Aynı yıl, devlet bursuyla yurtdışına gönderilen öğrenciler arasında Fransa’ya gitti. 1924-25 yıllarında Sorbonne Üniversitesi Felsefe Bölümünde okudu. Paris’te geçen bohem hayatı sebebiyle bu okulu da bitiremeden geri döndü. 1928-39 yıllarından Hollanda Bankası, Osmanlı Bankası ve İş Bankasında müfettiş ve muhasebe müdürü olarak çalıştı. 10 Ekim1938’de bankacılıktan istifa etti ve Haber gazetesinde çalışmaya başladı. Kısa bir süre sonra Son Telgraf gazetesine geçti.
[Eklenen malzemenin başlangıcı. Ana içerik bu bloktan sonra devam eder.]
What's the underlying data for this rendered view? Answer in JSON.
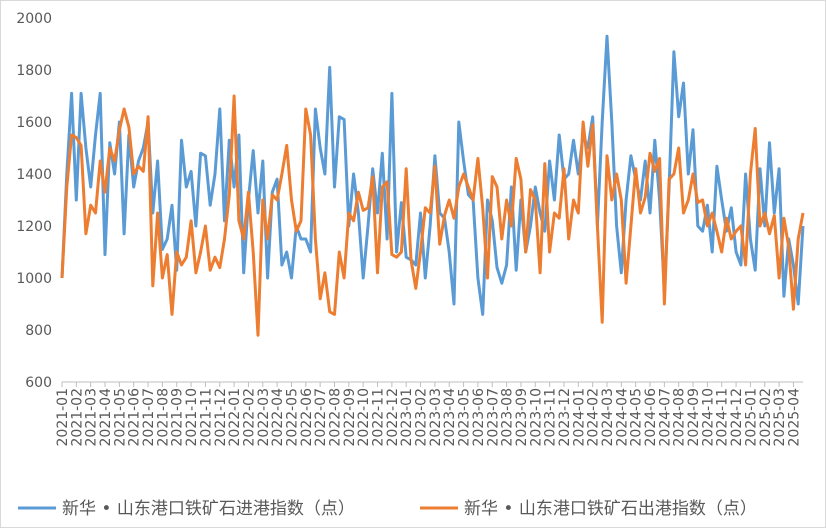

Zamanın Millî Eğitim Bakanı Hasan Ali Yücel tarafından Ankara Devlet Konservatuarına ve Ankara Üniversitesi Dil ve Tarih Coğrafya Fakültesine öğretmen olarak (1939-44) tayin edildi. Daha sonra yine Hasan Ali Yücel tarafından İstanbul Devlet Güzel Sanatlar Akademisinin Yüksek Mimari Bölümüne atandı. Robert Kolejin son sınıflarında edebiyat öğretmenliği yaptı.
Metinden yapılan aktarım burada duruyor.